Today, Powell teaches courses in the University of Nebraska’s School of Natural Resources for students in the fisheries and wildlife management majors. Additionally, Powell has led field studies at the Boundary Waters Canoe Wilderness Area, Namibia and Puerto Rico.

Powell’s areas of study attempt to explain how management of landscapes affect wildlife populations. Many of his research projects are focused on projects assessing grazing management, Farm Bill conservation programs, prescribed burning, and other management related issues.

College life

Following graduation, Powell attended Graceland University, where he received a B.S. in biology in 1990. During his summers away from college, he worked at the Iowa 4-H Camp where he developed a passion for teaching campers about nature. Powell married a fellow Graceland biology major, Kelly Johnson in 1990 before moving to Ames, where they both received M.S. degrees in animal ecology and evolutionary biology. In 1993, Powell and his wife moved to Athens, Georgia, where their son Tristan was born in 1997. In 1998, Powell received a Ph.D. in ecology from the University of Georgia after spending three years studying songbirds in the forests of central Georgia. At the university, Powell received the Stoddard-Burleigh-Sutton Award for Excellence in Ornithology.

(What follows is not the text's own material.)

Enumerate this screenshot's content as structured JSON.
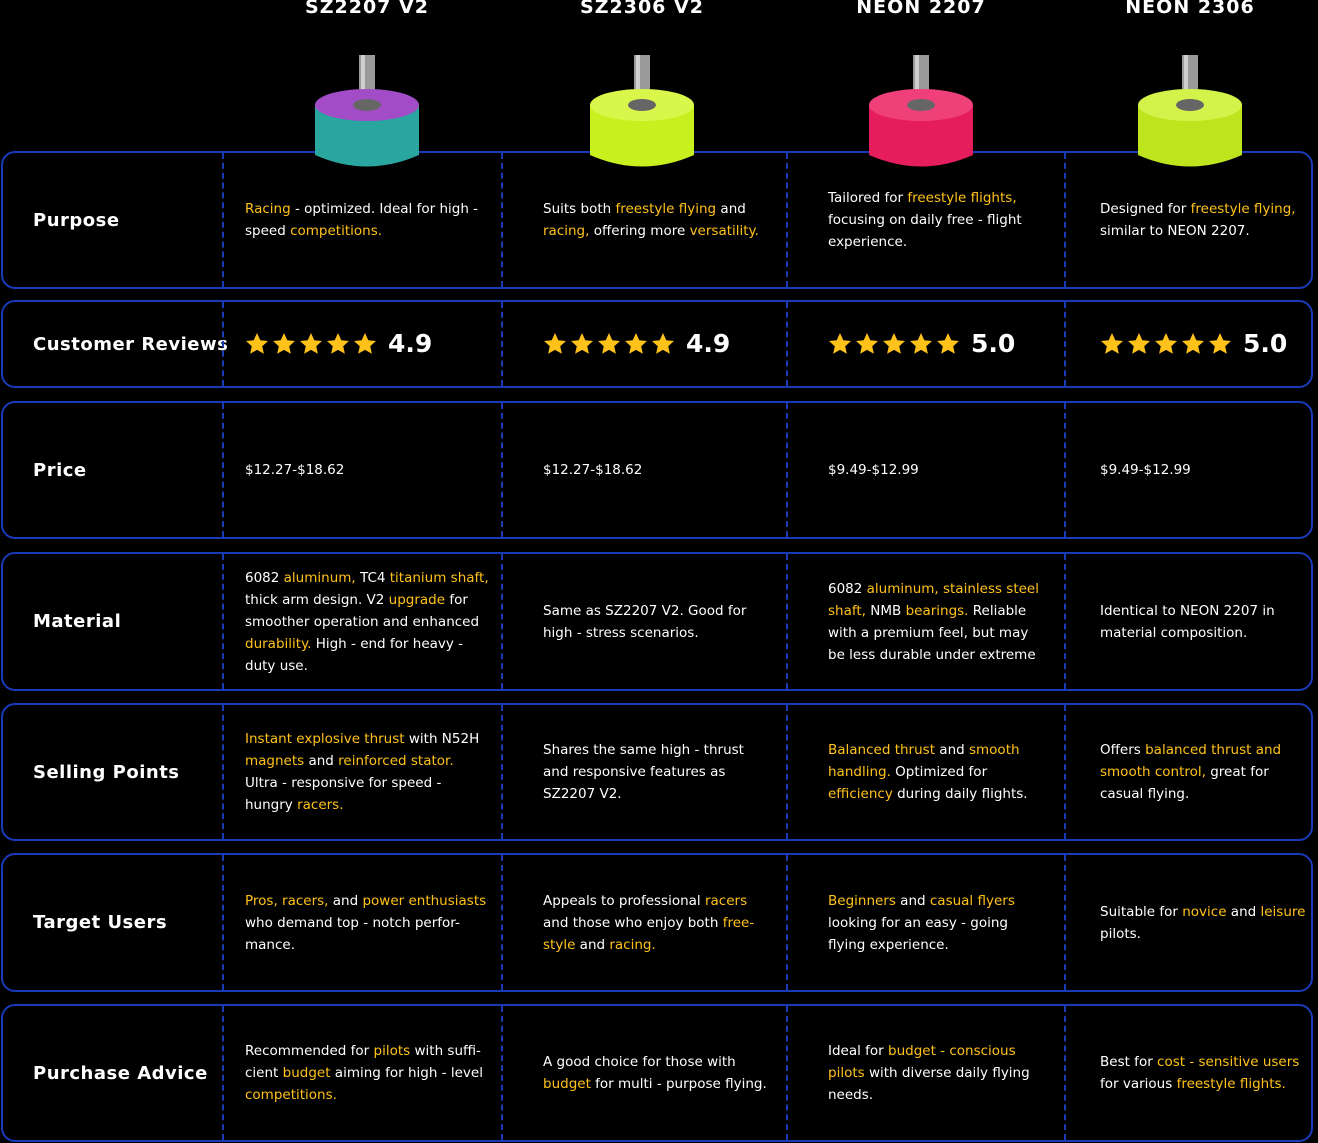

In 1998, the Powell family moved to Dubuque, where Powell worked as a professor of zoology at the University of Dubuque. In 2000, the students of the University of Dubuque awarded Powell with Faculty of the Year.

Powell began his current tenure as professor of conservation biology at the University of Nebraska-Lincoln in 2001. There, he teaches courses in wildlife management and ecology, quantitative ecological methods and conducts research on habitat management and population ecology of wildlife in Nebraska, the Great Plains and around the world. Kelly Powell also teaches courses in the school and Tristan is a current student in journalism and film studies at the university in Lincoln.

In 2009, Powell was the recipient of a Fullbright Scholar award, which allowed his family to spend a year living in Windhoek, Namibia, where he taught courses for the Polytechnic University of Namibia. Throughout his career, Powell has led study abroad trips to the Boundary Waters Canoe Area in Minnesota/Canada, Puerto Rico and Namibia. He has also served as a visiting scientist for the Game and Wildlife Conservation Trust in Fordinbridge, England and visiting instructor at King Mongkut’s University of Technology Thonburi in Bangkok, Thailand.

Powell has published more than 120 scientific papers and four books. Powell was named a Fellow of the College of Agricultural Sciences and Natural Resources. He was twice selected for the Holling Family Faculty Award for Teaching Excellence. Powell received the Career Professional Award of the Nebraska Chapter of The Wildlife Society in 2014, and in 2019 he received the highest award in his professional teaching, The Wildlife Society Excellence in Wildlife Education Award. He has also published two books of poetry, “Cursed with Wings: and Other Frustrations” and “Dust and Mud: Perspectives from Namibia.”

Powell said it is a big honor to be selected for Creston Community High School’s 2019 Distinguished Alumni award

“You never think you’re going to be that person,” said Powell. “The list of people that have already been honored is impressive. There’s a lot of people I respect on there, so it’s a big honor to join that list.”

Powell, the son of Raymond and Nancy Powell of Creston, will be inducted in to the Creston Community High School Hall of Fame 11 a.m. Friday Oct. 11 in the high school auditorium.